On 3/7/23 18:26, Richard Henderson wrote:
On 3/7/23 09:00, Paolo Bonzini wrote:
while QSLIST_REMOVE_HEAD in the dequeuing thread is not ordered at all:
y.store(0, mo_relaxed); // QSLIST_REMOVE_HEAD
x.store(0, mo_release); // fetch_and
As I read aio_bh_queue, this is exactly the situation you describe in
patch 1 justifying the introduction of the new barriers.
Only store-store reordering is required between QSLIST_REMOVE_HEAD and
atomic_fetch_and(); and that one *is* blocked by atomic_fetch_and(),
since mo_seq_cst is a superset of both mo_release. The new barriers
are needed for store-load reordering.
In patch 1 you say:
# in C11, sequentially consistent atomics (except for seq-cst fences)
# only affect the ordering of sequentially consistent operations.
and the store in QSLIST_REMOVE_HEAD is not a sequentially consistent
operation.
Therefore by your own logic we must have a separate barrier here.
You're right that the comment is contradictory.

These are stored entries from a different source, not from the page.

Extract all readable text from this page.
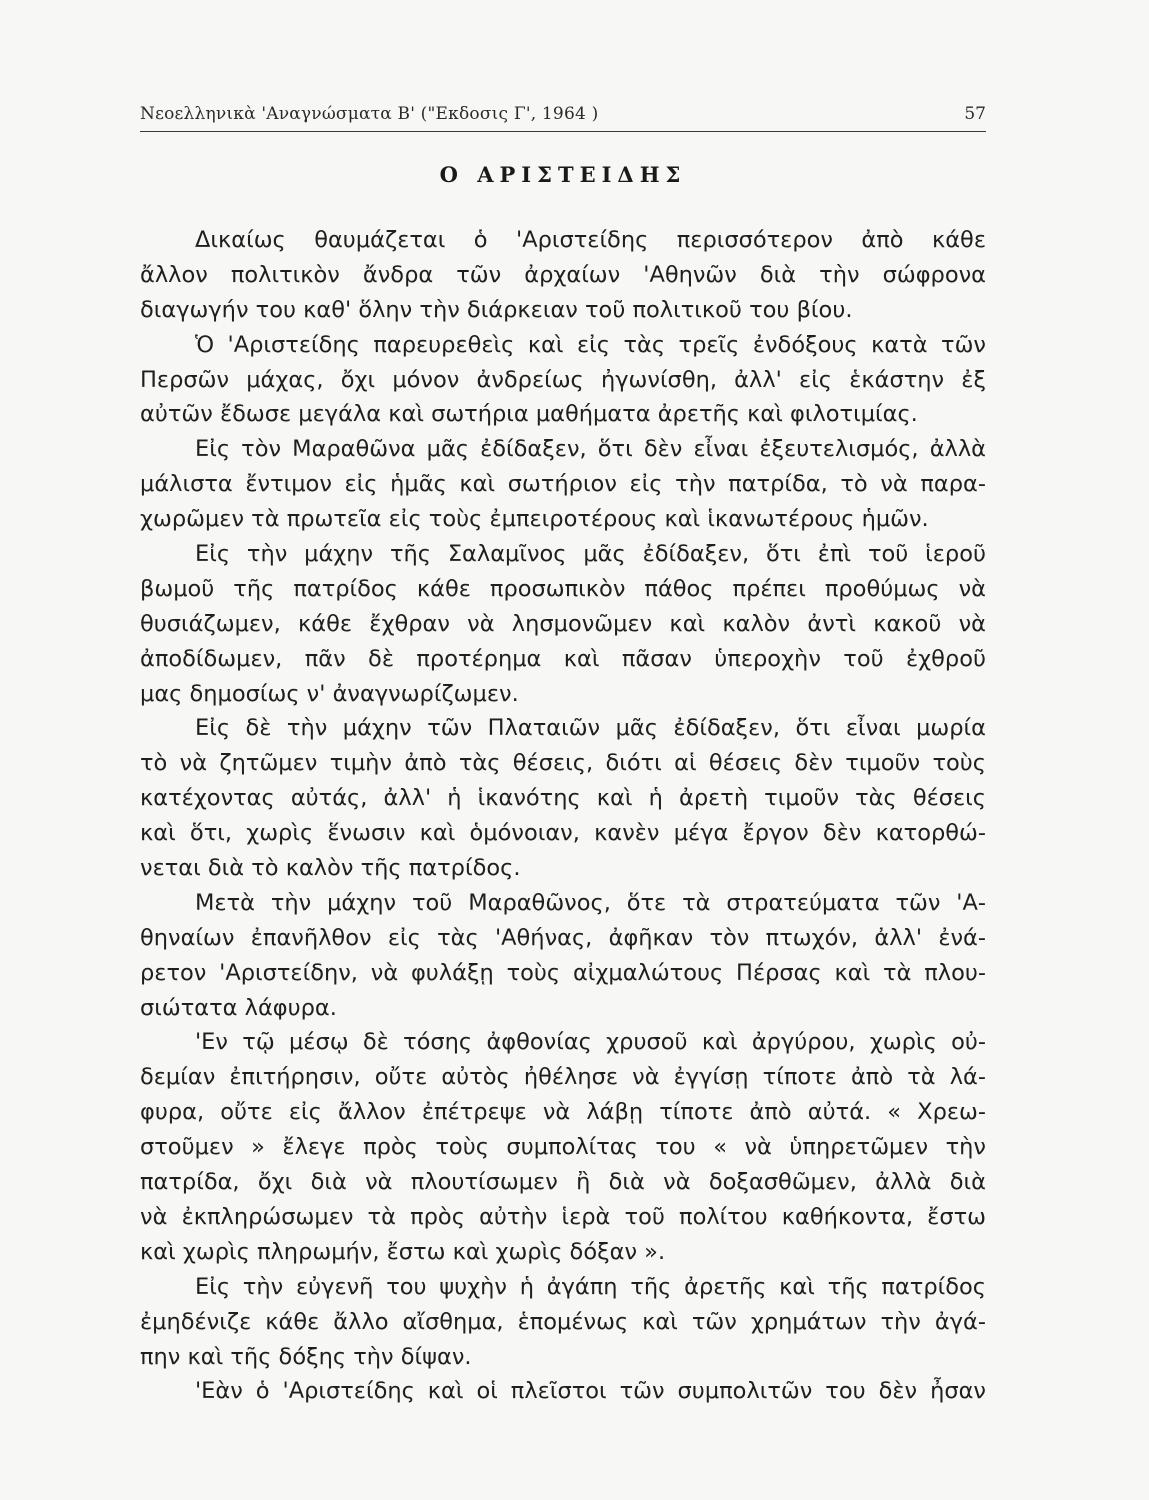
Νεοελληνικὰ 'Αναγνώσματα Β' ("Εκδοσις Γ', 1964 )	57
Ο ΑΡΙΣΤΕΙΔΗΣ
Δικαίως θαυμάζεται ὁ 'Αριστείδης περισσότερον ἀπὸ κάθε
ἄλλον πολιτικὸν ἄνδρα τῶν ἀρχαίων 'Αθηνῶν διὰ τὴν σώφρονα
διαγωγήν του καθ' ὅλην τὴν διάρκειαν τοῦ πολιτικοῦ του βίου.
Ὁ 'Αριστείδης παρευρεθεὶς καὶ εἰς τὰς τρεῖς ἐνδόξους κατὰ τῶν
Περσῶν μάχας, ὄχι μόνον ἀνδρείως ἠγωνίσθη, ἀλλ' εἰς ἑκάστην ἐξ
αὐτῶν ἔδωσε μεγάλα καὶ σωτήρια μαθήματα ἀρετῆς καὶ φιλοτιμίας.
Εἰς τὸν Μαραθῶνα μᾶς ἐδίδαξεν, ὅτι δὲν εἶναι ἐξευτελισμός, ἀλλὰ
μάλιστα ἔντιμον εἰς ἡμᾶς καὶ σωτήριον εἰς τὴν πατρίδα, τὸ νὰ παρα-
χωρῶμεν τὰ πρωτεῖα εἰς τοὺς ἐμπειροτέρους καὶ ἱκανωτέρους ἡμῶν.
Εἰς τὴν μάχην τῆς Σαλαμῖνος μᾶς ἐδίδαξεν, ὅτι ἐπὶ τοῦ ἱεροῦ
βωμοῦ τῆς πατρίδος κάθε προσωπικὸν πάθος πρέπει προθύμως νὰ
θυσιάζωμεν, κάθε ἔχθραν νὰ λησμονῶμεν καὶ καλὸν ἀντὶ κακοῦ νὰ
ἀποδίδωμεν, πᾶν δὲ προτέρημα καὶ πᾶσαν ὑπεροχὴν τοῦ ἐχθροῦ
μας δημοσίως ν' ἀναγνωρίζωμεν.
Εἰς δὲ τὴν μάχην τῶν Πλαταιῶν μᾶς ἐδίδαξεν, ὅτι εἶναι μωρία
τὸ νὰ ζητῶμεν τιμὴν ἀπὸ τὰς θέσεις, διότι αἱ θέσεις δὲν τιμοῦν τοὺς
κατέχοντας αὐτάς, ἀλλ' ἡ ἱκανότης καὶ ἡ ἀρετὴ τιμοῦν τὰς θέσεις
καὶ ὅτι, χωρὶς ἕνωσιν καὶ ὁμόνοιαν, κανὲν μέγα ἔργον δὲν κατορθώ-
νεται διὰ τὸ καλὸν τῆς πατρίδος.
Μετὰ τὴν μάχην τοῦ Μαραθῶνος, ὅτε τὰ στρατεύματα τῶν 'Α-
θηναίων ἐπανῆλθον εἰς τὰς 'Αθήνας, ἀφῆκαν τὸν πτωχόν, ἀλλ' ἐνά-
ρετον 'Αριστείδην, νὰ φυλάξῃ τοὺς αἰχμαλώτους Πέρσας καὶ τὰ πλου-
σιώτατα λάφυρα.
'Εν τῷ μέσῳ δὲ τόσης ἀφθονίας χρυσοῦ καὶ ἀργύρου, χωρὶς οὐ-
δεμίαν ἐπιτήρησιν, οὔτε αὐτὸς ἠθέλησε νὰ ἐγγίσῃ τίποτε ἀπὸ τὰ λά-
φυρα, οὔτε εἰς ἄλλον ἐπέτρεψε νὰ λάβῃ τίποτε ἀπὸ αὐτά. « Χρεω-
στοῦμεν » ἔλεγε πρὸς τοὺς συμπολίτας του « νὰ ὑπηρετῶμεν τὴν
πατρίδα, ὄχι διὰ νὰ πλουτίσωμεν ἢ διὰ νὰ δοξασθῶμεν, ἀλλὰ διὰ
νὰ ἐκπληρώσωμεν τὰ πρὸς αὐτὴν ἱερὰ τοῦ πολίτου καθήκοντα, ἔστω
καὶ χωρὶς πληρωμήν, ἔστω καὶ χωρὶς δόξαν ».
Εἰς τὴν εὐγενῆ του ψυχὴν ἡ ἀγάπη τῆς ἀρετῆς καὶ τῆς πατρίδος
ἐμηδένιζε κάθε ἄλλο αἴσθημα, ἑπομένως καὶ τῶν χρημάτων τὴν ἀγά-
πην καὶ τῆς δόξης τὴν δίψαν.
'Εὰν ὁ 'Αριστείδης καὶ οἱ πλεῖστοι τῶν συμπολιτῶν του δὲν ἦσαν
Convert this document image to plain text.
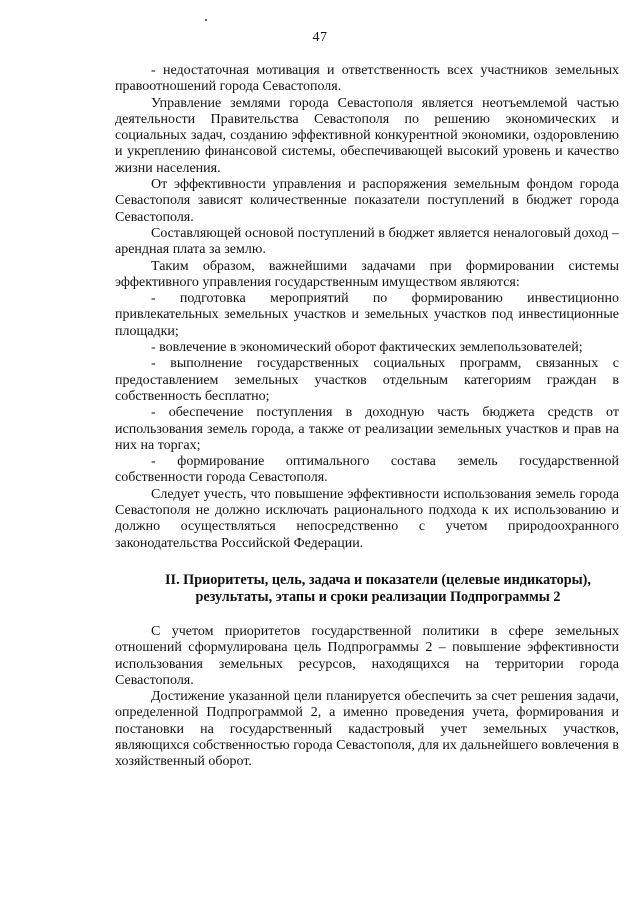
47

- недостаточная мотивация и ответственность всех участников земельных правоотношений города Севастополя.

Управление землями города Севастополя является неотъемлемой частью деятельности Правительства Севастополя по решению экономических и социальных задач, созданию эффективной конкурентной экономики, оздоровлению и укреплению финансовой системы, обеспечивающей высокий уровень и качество жизни населения.

От эффективности управления и распоряжения земельным фондом города Севастополя зависят количественные показатели поступлений в бюджет города Севастополя.

Составляющей основой поступлений в бюджет является неналоговый доход – арендная плата за землю.

Таким образом, важнейшими задачами при формировании системы эффективного управления государственным имуществом являются:

- подготовка мероприятий по формированию инвестиционно привлекательных земельных участков и земельных участков под инвестиционные площадки;

- вовлечение в экономический оборот фактических землепользователей;

- выполнение государственных социальных программ, связанных с предоставлением земельных участков отдельным категориям граждан в собственность бесплатно;

- обеспечение поступления в доходную часть бюджета средств от использования земель города, а также от реализации земельных участков и прав на них на торгах;

- формирование оптимального состава земель государственной собственности города Севастополя.

Следует учесть, что повышение эффективности использования земель города Севастополя не должно исключать рационального подхода к их использованию и должно осуществляться непосредственно с учетом природоохранного законодательства Российской Федерации.

II. Приоритеты, цель, задача и показатели (целевые индикаторы),
результаты, этапы и сроки реализации Подпрограммы 2

С учетом приоритетов государственной политики в сфере земельных отношений сформулирована цель Подпрограммы 2 – повышение эффективности использования земельных ресурсов, находящихся на территории города Севастополя.

Достижение указанной цели планируется обеспечить за счет решения задачи, определенной Подпрограммой 2, а именно проведения учета, формирования и постановки на государственный кадастровый учет земельных участков, являющихся собственностью города Севастополя, для их дальнейшего вовлечения в хозяйственный оборот.
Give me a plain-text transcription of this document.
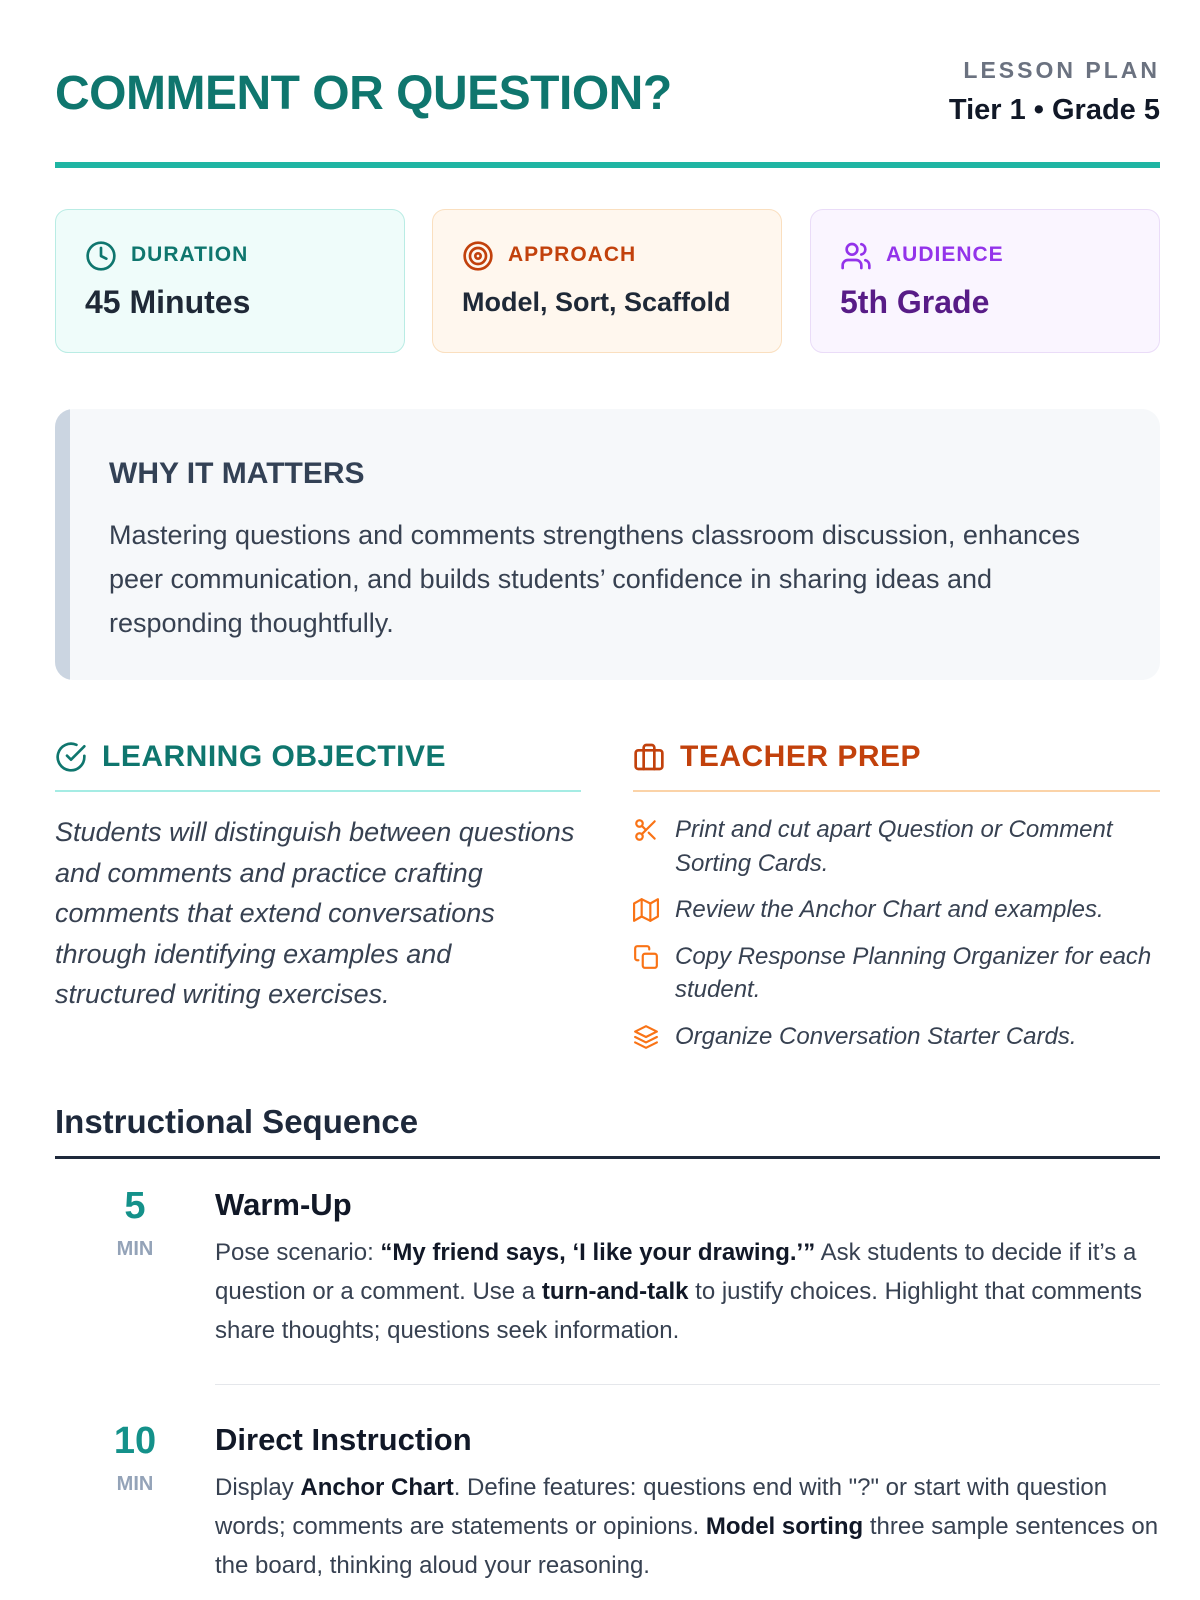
COMMENT OR QUESTION?	LESSON PLAN
Tier 1 • Grade 5
DURATION
45 Minutes
APPROACH
Model, Sort, Scaffold
AUDIENCE
5th Grade
WHY IT MATTERS

Mastering questions and comments strengthens classroom discussion, enhances peer communication, and builds students’ confidence in sharing ideas and responding thoughtfully.

LEARNING OBJECTIVE
Students will distinguish between questions and comments and practice crafting comments that extend conversations through identifying examples and structured writing exercises.
TEACHER PREP
Print and cut apart Question or Comment Sorting Cards.
Review the Anchor Chart and examples.
Copy Response Planning Organizer for each student.
Organize Conversation Starter Cards.
Instructional Sequence
5
MIN
Warm-Up
Pose scenario: “My friend says, ‘I like your drawing.’” Ask students to decide if it’s a question or a comment. Use a turn-and-talk to justify choices. Highlight that comments share thoughts; questions seek information.
10
MIN
Direct Instruction
Display Anchor Chart. Define features: questions end with "?" or start with question words; comments are statements or opinions. Model sorting three sample sentences on the board, thinking aloud your reasoning.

It's the comment that is wrong. The right text should be
---
in C11, with the exception of seq-cst fences, the order established by
sequentially consistent atomics does not propagate to other memory
accesses on either side of the seq-cst atomic. As far as those are
concerned, loads performed by a seq-cst atomic are just acquire loads,
and stores are just release stores. Even though loads that occur after
a RMW operation cannot move above the load, they can still sneak above
the store!
---
The first sentence is a more accurate way to say the same thing. The
rest sentence says what happens (mo_seq_cst downgrades to mo_acq_rel as
far as those other accesses are concerned) and I missed the opportunity
to include it because it didn't matter for the cases where the series
added barriers---except now it matters for *not* adding barriers.
Now, I also said that I don't understand mo_acq_rel and that is indeed
true. Instead, in this case I'm basically treating mo_seq_cst as a
superset of both mo_release (on the dequeue side) or mo_acquire (on the
enqueue side), individually.
I wonder if your definition/description of smp_mb__before_rmw() isn't
actively misleading in this case.
- We could drop it entirely and be less confusing, by not having to
explain it.
- We could define it as signal_barrier() for all hosts, simply to fix the
compiler-theoretic reordering problem.
The case that I was imagining for smp_mb__before_rmw() is something like
this:
wake_me = true;
smp_mb__before_rmw();
if (qatomic_xchg(&can_sleep, true)) { ... }
where you really need a full barrier.